VMware is not the first company that comes to mind when you think of GPU computing, but the company has quietly been developing technologies that enables performance-minded users to get the most out of these born-again vector processors. A presentation at the 2019 Stanford HPC Conference, showed how VMware’s ESXi hypervisor is able to run machine learning workloads on virtualized GPUs, while running at speeds that approach that of bare metal.
In fact, according to VMware’s Mohan Potheri, the use of virtualization can actually make these GPUs more productive than they would otherwise be in a native environment. That’s because virtualization, the foundational technology for private and public clouds, is able to provide greater flexibility, simplicity, and security than you would encounter in a non-virtualized environment.
Those advantages are why 60 percent to 70 percent of datacenter workloads are now virtualized, a large portion of which is chopped up and consolidated using ESXi hypervisor and vSphere add-on tools, which unlock capabilities inherent in the hypervisor. The remaining percentage that is not virtualized includes the lion’s share of HPC workloads, and that’s the opportunity that VMware sees in pursuing these computationally-intense workloads. Choosing machine learning as its proof-of-concept test case for this technology more than likely reflects the interests of VMware’s enterprise-focused customer base, not to mention the fact that there already is a lot of this type of work already taking place in virtualized cloud setups today.

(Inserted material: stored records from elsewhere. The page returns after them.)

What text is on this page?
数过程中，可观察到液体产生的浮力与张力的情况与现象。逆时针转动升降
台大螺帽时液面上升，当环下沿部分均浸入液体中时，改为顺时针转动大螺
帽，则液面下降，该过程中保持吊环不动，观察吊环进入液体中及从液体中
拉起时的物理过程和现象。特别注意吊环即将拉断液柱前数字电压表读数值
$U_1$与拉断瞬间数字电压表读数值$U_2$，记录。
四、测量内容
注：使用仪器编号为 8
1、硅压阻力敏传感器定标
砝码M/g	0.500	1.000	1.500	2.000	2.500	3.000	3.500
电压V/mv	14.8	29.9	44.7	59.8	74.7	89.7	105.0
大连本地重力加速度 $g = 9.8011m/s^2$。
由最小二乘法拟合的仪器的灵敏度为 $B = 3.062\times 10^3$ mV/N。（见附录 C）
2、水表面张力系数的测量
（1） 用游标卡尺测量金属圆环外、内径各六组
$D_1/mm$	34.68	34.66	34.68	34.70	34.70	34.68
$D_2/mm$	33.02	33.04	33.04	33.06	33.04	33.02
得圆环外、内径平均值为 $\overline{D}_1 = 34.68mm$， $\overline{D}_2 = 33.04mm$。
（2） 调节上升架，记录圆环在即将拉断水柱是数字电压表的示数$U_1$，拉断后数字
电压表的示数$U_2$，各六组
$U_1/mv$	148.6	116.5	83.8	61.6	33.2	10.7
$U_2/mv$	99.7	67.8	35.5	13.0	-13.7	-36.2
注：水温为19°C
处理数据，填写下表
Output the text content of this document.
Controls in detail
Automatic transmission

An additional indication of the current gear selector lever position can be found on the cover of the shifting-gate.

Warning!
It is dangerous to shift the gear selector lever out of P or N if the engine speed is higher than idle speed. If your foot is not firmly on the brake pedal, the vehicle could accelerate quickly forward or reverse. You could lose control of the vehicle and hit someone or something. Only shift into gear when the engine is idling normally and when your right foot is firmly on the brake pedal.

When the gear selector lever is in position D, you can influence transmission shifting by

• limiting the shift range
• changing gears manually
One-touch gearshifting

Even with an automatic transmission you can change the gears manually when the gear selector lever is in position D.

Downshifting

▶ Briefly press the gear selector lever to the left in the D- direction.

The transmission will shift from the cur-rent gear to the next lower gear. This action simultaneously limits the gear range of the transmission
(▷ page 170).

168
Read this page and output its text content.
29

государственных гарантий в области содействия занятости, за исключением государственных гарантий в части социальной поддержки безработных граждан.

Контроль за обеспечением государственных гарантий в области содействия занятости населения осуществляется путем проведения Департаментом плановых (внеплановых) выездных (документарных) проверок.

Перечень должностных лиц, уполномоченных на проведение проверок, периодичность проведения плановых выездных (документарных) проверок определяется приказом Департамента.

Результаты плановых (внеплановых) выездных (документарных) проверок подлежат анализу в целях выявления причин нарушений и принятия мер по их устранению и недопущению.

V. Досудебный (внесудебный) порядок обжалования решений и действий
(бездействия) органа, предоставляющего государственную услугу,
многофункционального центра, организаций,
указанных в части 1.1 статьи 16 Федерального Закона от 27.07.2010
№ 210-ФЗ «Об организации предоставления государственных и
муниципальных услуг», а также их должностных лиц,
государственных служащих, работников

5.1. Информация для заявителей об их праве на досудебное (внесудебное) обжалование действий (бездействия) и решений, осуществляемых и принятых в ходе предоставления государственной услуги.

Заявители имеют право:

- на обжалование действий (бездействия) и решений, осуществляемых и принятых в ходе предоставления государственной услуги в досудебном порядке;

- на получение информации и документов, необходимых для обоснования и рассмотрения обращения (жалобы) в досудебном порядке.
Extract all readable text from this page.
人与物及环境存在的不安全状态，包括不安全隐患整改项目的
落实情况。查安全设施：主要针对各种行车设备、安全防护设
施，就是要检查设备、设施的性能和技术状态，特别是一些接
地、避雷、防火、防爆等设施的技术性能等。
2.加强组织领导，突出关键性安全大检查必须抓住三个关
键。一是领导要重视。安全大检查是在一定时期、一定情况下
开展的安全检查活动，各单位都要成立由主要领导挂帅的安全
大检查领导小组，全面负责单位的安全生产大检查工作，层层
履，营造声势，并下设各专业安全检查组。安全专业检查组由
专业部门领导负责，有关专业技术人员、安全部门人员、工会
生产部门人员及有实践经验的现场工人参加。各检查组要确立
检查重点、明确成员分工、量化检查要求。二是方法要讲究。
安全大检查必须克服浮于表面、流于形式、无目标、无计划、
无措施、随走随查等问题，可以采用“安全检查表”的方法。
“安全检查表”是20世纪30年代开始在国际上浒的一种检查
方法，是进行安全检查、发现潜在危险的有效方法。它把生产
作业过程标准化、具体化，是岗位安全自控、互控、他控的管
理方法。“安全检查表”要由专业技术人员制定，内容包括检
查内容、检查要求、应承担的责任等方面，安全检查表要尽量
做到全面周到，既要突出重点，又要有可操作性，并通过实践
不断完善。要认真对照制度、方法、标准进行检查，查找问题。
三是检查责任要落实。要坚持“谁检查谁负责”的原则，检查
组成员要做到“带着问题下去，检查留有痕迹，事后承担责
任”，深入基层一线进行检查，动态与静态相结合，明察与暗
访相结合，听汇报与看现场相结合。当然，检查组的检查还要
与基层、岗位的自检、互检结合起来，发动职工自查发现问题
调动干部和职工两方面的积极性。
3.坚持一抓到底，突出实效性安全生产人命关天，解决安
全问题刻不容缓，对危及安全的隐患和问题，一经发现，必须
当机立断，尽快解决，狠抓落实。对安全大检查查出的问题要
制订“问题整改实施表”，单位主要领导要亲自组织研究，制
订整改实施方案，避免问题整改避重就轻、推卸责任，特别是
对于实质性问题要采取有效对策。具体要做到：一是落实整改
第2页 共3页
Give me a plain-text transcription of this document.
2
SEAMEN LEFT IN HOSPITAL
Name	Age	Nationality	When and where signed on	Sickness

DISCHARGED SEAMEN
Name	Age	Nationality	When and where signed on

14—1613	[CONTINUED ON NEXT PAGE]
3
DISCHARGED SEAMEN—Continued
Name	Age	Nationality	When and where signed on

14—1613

For customers running machine learning, or any other high performance computing workload, the main hurdle VMware has to overcome is the performance penalty associated with virtualization, since these are the kinds of users that are loathe to sacrifice computational speed. Most of penalty occurs because a hypervisor has been added to act as an intermediate layer between the virtual machine and the hardware, in this case, Nvidia GPUs. Such an intermediary typically incurs some overhead, since it has to negotiate between system requests on the application side and resource availability on the hardware side.
But overhead is not foregone conclusion for virtualization and VMware has apparently been able to eliminate its major sources in its own ESXi hypervisor. In particular, the vSphere management layer for ESXi does not act as an intermediary when accessing GPUs.
“The myth is that virtualization is a layer that is on top of the GPU and it’s going to slow you down,” says Potheri. “That’s not true.”
VMware has gotten around this with a few additions plus a couple of third-party technologies. One of the additions is actually a subtraction, namely turning off vMotion. Normally, this feature is used to constantly shuffle VMs around to different servers in order to do load balancing across a system. For this type of compute-intensive work though, you want to minimize overhead, so shutting off vMotion forces a virtual machine to stay on the same physical GPU for its entire lifetime.
A key piece of vSphere technology that minimizes VM-hardware interaction is something called DirectPath I/O. In general, it enables a VM to access hardware directly, creating an unobstructed path through the hypervisor between the driver and the device. In this specific case, the CUDA driver that’s been hooked into the VM is able to talk directly to the GPU.
The DirectPath I/O method by itself only works if you have a single virtual machine talking to one GPU. If the VM needs more than one GPU, VMware folds in Bitusion’s FlexDirect technology, which enables the hypervisor to attach and manage multiple GPUs.
On the other hand, if you want to share a single GPU across multiple virtual machines, the hypervisor incorporates Nvidia’s GRID virtual GPU (vGPU) technology, which provides the smarts to carve up the graphics device. Note that only the GPU’s local memory can be split up, not the computational cycles.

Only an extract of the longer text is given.